In my recent ECHOES OF PASSION, I described a scorching hot arid environment that my hero, Daegon Bosaru, comes to. It wasn't a pleasant place, but then it wasn't just the weather that was dreadful, but the circumstances too. Little did I realize that I would be experiencing that hot, icky, scorching climate just a while after the book came out.
And it is horribly, ickily, dreadfully hot. Here in the Puget Sound, in the state of Washington, we are used to mild weather: mild winters, mild summers. But with the blast of ice and snow that we were subjected to this past winter (in the two decades we've lived here, it was the first time that we had police advisories not to leave the house if we didn't have to), it was inevitable that we have this horrific heat in the summer. We are not used to 100-degree-plus days, multiple ones. We are not used to glaring heat. Mild heat, yes. Mild sunshine, yes. But not THIS. When Seattle temperatures hit 103 around the city, it is truly unnatural. This is a city without a real history of air-conditioning, mind you. I think we are getting there. Right now, I have one coworker who has air-conditioning. I think by next year this time, I will have more. It doesn't help that I drive a car without air conditioning (bought in 1986, back when a/c wasn't standard issue).

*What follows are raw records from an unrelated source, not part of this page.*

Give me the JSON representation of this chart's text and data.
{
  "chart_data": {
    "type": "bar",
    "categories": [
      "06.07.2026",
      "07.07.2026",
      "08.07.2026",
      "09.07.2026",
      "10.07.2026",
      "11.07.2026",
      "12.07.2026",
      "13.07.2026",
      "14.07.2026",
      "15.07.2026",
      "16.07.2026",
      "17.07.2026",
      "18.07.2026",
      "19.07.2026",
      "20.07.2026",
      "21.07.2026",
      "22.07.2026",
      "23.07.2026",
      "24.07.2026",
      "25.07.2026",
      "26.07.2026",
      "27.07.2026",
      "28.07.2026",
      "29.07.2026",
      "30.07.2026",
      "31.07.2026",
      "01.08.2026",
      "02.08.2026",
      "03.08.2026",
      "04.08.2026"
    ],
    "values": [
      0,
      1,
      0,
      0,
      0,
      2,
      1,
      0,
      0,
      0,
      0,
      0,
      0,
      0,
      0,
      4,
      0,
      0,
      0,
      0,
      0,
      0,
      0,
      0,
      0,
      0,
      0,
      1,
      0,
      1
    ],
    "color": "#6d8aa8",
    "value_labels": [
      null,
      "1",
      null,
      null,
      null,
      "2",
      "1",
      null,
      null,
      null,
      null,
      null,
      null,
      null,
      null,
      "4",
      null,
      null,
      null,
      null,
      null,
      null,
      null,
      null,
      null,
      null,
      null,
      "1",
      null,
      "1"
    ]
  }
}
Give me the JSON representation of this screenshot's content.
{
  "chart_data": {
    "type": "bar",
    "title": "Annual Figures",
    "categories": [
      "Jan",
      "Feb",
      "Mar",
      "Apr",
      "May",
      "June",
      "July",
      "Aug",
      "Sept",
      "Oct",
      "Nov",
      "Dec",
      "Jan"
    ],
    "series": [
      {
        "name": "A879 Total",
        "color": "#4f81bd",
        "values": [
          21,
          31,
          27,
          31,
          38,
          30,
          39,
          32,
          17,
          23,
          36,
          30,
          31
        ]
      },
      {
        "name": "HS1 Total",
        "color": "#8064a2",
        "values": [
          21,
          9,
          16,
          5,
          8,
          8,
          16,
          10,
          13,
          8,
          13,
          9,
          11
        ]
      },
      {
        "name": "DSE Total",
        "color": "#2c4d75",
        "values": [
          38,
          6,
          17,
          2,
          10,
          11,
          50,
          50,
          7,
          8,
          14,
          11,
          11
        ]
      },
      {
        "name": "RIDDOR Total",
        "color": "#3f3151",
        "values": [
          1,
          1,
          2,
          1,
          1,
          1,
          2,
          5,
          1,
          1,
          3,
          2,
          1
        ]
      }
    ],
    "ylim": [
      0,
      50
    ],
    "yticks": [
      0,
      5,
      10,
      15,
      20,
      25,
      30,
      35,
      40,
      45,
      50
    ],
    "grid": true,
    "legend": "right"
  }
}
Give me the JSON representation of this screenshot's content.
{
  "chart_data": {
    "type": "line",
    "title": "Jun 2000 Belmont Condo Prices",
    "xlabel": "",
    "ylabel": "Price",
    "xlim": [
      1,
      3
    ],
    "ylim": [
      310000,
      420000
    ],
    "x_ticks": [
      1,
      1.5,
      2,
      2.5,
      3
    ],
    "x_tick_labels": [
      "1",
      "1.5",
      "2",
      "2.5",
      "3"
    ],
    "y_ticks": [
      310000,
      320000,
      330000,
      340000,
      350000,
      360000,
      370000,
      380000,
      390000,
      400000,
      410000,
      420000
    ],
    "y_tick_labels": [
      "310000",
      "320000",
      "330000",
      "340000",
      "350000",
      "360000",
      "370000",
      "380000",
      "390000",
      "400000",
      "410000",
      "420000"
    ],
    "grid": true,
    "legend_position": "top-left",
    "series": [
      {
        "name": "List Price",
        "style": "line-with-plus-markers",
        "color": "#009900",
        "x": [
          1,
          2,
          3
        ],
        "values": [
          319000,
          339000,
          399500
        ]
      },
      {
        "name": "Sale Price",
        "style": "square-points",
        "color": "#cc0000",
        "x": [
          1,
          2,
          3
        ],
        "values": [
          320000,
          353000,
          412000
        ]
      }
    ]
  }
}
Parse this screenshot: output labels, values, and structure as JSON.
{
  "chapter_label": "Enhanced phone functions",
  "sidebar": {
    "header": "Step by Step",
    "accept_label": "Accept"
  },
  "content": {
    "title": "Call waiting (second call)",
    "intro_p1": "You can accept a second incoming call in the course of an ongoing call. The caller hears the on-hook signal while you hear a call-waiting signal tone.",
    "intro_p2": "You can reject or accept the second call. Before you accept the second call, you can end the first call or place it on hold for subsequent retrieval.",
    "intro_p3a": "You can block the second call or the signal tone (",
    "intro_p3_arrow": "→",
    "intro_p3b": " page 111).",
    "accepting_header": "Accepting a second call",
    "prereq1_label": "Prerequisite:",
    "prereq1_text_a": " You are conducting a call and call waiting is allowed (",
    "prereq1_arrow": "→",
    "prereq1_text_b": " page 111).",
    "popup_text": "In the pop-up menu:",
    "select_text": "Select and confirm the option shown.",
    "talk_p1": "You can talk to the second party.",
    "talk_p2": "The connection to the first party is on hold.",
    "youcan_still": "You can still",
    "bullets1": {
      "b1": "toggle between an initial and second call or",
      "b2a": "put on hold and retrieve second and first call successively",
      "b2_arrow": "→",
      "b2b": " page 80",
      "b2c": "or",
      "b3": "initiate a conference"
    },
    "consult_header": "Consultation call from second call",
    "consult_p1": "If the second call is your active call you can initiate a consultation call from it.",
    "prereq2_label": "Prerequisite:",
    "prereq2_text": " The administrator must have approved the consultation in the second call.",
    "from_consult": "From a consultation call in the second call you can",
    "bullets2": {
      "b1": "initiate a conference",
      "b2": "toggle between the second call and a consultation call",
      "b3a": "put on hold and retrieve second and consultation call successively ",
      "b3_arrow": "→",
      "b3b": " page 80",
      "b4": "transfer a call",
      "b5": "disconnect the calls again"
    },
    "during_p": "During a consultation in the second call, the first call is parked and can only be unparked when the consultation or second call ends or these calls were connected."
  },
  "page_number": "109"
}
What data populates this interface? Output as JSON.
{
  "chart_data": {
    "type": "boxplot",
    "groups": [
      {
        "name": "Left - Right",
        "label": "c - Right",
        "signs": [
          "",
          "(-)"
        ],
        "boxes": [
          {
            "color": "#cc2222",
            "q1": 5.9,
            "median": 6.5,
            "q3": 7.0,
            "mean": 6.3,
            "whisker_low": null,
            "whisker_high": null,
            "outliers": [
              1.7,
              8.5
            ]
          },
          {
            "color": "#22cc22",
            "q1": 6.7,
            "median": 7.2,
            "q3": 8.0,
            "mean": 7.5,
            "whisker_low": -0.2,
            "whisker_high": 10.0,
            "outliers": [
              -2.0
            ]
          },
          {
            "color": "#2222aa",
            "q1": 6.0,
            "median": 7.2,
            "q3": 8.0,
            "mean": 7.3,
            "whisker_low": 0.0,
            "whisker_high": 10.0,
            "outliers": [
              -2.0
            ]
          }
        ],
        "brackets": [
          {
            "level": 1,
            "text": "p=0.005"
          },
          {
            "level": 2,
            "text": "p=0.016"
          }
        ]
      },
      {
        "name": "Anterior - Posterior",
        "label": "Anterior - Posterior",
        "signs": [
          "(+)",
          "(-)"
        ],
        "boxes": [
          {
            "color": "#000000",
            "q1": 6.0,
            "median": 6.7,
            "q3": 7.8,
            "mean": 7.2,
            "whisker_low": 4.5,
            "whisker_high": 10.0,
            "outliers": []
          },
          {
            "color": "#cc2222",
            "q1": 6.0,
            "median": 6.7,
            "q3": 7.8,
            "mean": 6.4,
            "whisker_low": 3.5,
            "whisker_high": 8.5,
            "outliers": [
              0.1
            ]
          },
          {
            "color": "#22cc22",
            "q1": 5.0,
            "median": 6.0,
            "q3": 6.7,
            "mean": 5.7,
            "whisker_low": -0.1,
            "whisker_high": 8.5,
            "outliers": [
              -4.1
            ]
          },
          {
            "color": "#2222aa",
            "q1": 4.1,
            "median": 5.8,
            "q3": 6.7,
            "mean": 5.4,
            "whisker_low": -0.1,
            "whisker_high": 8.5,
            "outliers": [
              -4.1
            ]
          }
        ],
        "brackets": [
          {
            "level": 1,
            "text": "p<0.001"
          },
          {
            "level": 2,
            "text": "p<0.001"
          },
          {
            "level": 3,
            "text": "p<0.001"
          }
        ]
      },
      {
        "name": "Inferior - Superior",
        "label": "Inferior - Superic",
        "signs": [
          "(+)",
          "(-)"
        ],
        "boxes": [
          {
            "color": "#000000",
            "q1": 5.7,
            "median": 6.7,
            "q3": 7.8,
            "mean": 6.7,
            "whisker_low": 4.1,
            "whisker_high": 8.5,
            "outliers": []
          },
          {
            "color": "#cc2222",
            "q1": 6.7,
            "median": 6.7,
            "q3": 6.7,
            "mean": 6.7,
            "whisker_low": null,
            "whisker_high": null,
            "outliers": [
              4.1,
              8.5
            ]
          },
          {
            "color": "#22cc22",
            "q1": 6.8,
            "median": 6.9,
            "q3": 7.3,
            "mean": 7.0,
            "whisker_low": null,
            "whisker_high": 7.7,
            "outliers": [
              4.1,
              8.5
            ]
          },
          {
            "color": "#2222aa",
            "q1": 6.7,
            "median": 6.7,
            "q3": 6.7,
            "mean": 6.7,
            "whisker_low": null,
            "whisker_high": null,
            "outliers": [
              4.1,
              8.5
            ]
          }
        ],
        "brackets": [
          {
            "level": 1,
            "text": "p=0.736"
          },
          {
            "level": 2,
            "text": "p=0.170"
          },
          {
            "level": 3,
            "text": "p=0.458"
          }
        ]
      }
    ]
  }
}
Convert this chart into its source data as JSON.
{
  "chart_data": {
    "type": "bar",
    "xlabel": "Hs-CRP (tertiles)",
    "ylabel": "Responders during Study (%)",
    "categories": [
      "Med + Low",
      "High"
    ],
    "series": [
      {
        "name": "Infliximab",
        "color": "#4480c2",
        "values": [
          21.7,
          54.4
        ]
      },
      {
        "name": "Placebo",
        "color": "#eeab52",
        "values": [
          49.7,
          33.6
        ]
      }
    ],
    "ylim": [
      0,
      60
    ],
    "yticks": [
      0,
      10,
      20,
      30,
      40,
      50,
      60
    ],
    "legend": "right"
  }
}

Why am I whining about this? Well, as we were all whining about the heat (and around here we were), I realized that I didn't add enough details about the heat and the glaring sun in ECHOES. Every time I was out and about the past couple of days, I thought about a detail I should have added. The sweat around the hairline. The belabored breathing. You get the idea.
The moral of this story? THINK about those details. THINK about those senses. I was used to a mild climate. I should have been thinking about a much harsher one. Now, if you don't mind, I'm going to go find some air-conditioning. The grocery store, the library, the bookstore. I think we're going out for dinner.